Kazakhstan has been making headlines in recent days, after a wave of protests swept across the country. The embattled government has been fighting to maintain control and has even resorted to shutting down large portions of the internet. So why is Kazakhstan in turmoil, and what does the current regime gain by suppressing internet freedoms?
Jan 14, 2022 · 3 min read
A sudden increase in fuel prices sparked widespread protests throughout Kazakhstan. While that was the first issue that pushed people onto the streets, the discontent soon spread to encompass a wide variety of topics, from living standards to government corruption.
Branding protesters as “bandits” and “terrorists”, President Kassym-Jomart Tokayev’s response was swift and uncompromising. Tensions escalated as reports emerged of police using live rounds against civilians, and videos circulated online of government buildings burning.

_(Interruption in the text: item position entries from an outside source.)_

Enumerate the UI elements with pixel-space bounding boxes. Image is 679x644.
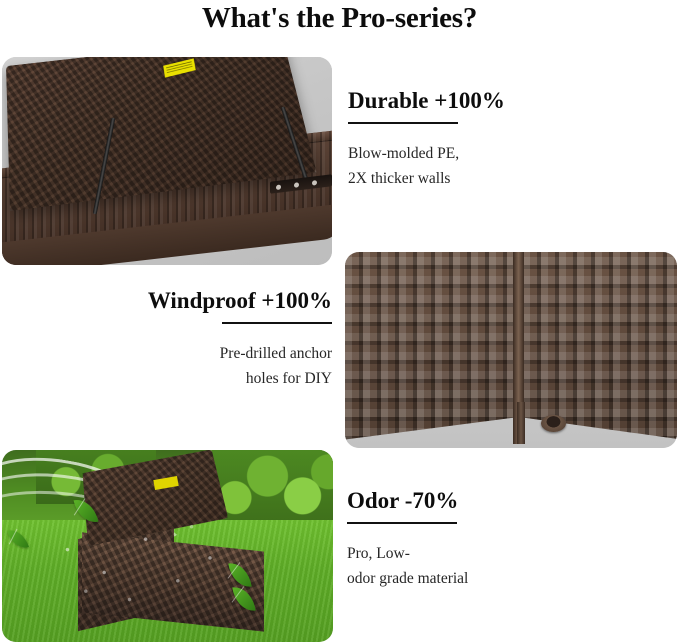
feature-body-line: holes for DIY [20, 366, 332, 391]
feature-body-windproof: Pre-drilled anchor holes for DIY [20, 341, 332, 391]
feature-body-line: 2X thicker walls [348, 166, 658, 191]
heading-underline-windproof [222, 322, 332, 324]
corner-foot [517, 402, 525, 444]
feature-heading-windproof: Windproof +100% [20, 288, 332, 313]
feature-heading-odor: Odor -70% [347, 488, 657, 513]
odor-particles [26, 508, 256, 612]
wicker-panel-right [519, 252, 677, 440]
wicker-weave-texture [345, 252, 519, 440]
wicker-panel-left [345, 252, 519, 440]
feature-body-durable: Blow-molded PE, 2X thicker walls [348, 141, 658, 191]
page-title: What's the Pro-series? [0, 2, 679, 35]
anchor-hole [541, 415, 566, 432]
heading-underline-odor [347, 522, 457, 524]
open-deck-box-photo [2, 57, 332, 265]
wicker-weave-texture [519, 252, 677, 440]
wicker-corner-photo [345, 252, 677, 448]
feature-block-windproof: Windproof +100% Pre-drilled anchor holes… [20, 288, 332, 391]
feature-body-line: Pro, Low- [347, 541, 657, 566]
feature-body-line: Blow-molded PE, [348, 141, 658, 166]
feature-block-durable: Durable +100% Blow-molded PE, 2X thicker… [348, 88, 658, 191]
feature-block-odor: Odor -70% Pro, Low- odor grade material [347, 488, 657, 591]
feature-body-line: Pre-drilled anchor [20, 341, 332, 366]
feature-body-line: odor grade material [347, 566, 657, 591]
heading-underline-durable [348, 122, 458, 124]
lawn-deck-box-photo [2, 450, 333, 642]
feature-heading-durable: Durable +100% [348, 88, 658, 113]
feature-body-odor: Pro, Low- odor grade material [347, 541, 657, 591]
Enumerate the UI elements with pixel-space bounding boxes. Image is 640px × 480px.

Eventually, at Tokayev's request, Russian security forces were deployed in the country, and as of writing the protests appear to have subsided.
For at least five days during the height of the protests, Kazakhstan's internet was largely shut down. Users were only able to access a limited number of sites for a few hours each day, and it became increasingly difficult for news to travel, inside and outside the country.
This is a classic tactic from governments that find themselves struggling to contain civil unrest. By limiting internet access, officials can make it harder for people to organize large events and share news that might galvanize others to join protests.
Even more worryingly, mass internet restrictions can prevent outside observers from following events in real-time. Even now, it’s not clear how many lost their lives in the last two weeks, and what factions were involved in organizing the protests.
The Kazakhstan government is far from the first to clamp down on digital freedoms in an attempt to maintain power, of course.
Internet shutdowns usually have one thing in common: they’re meant to limit a population’s access to free news and media, and to stop communication. Kazakhstan is no exception.
When individual citizens cannot read and share news, it becomes much harder to hold politicians and government officials to account. An unrestricted internet is not just a convenience of modern life — it’s an essential part of a functioning democracy.
The details around the Kazakhstan protests and the government response is not yet clear — in part, because of the shutdown — but we’ll be watching closely for any further developments.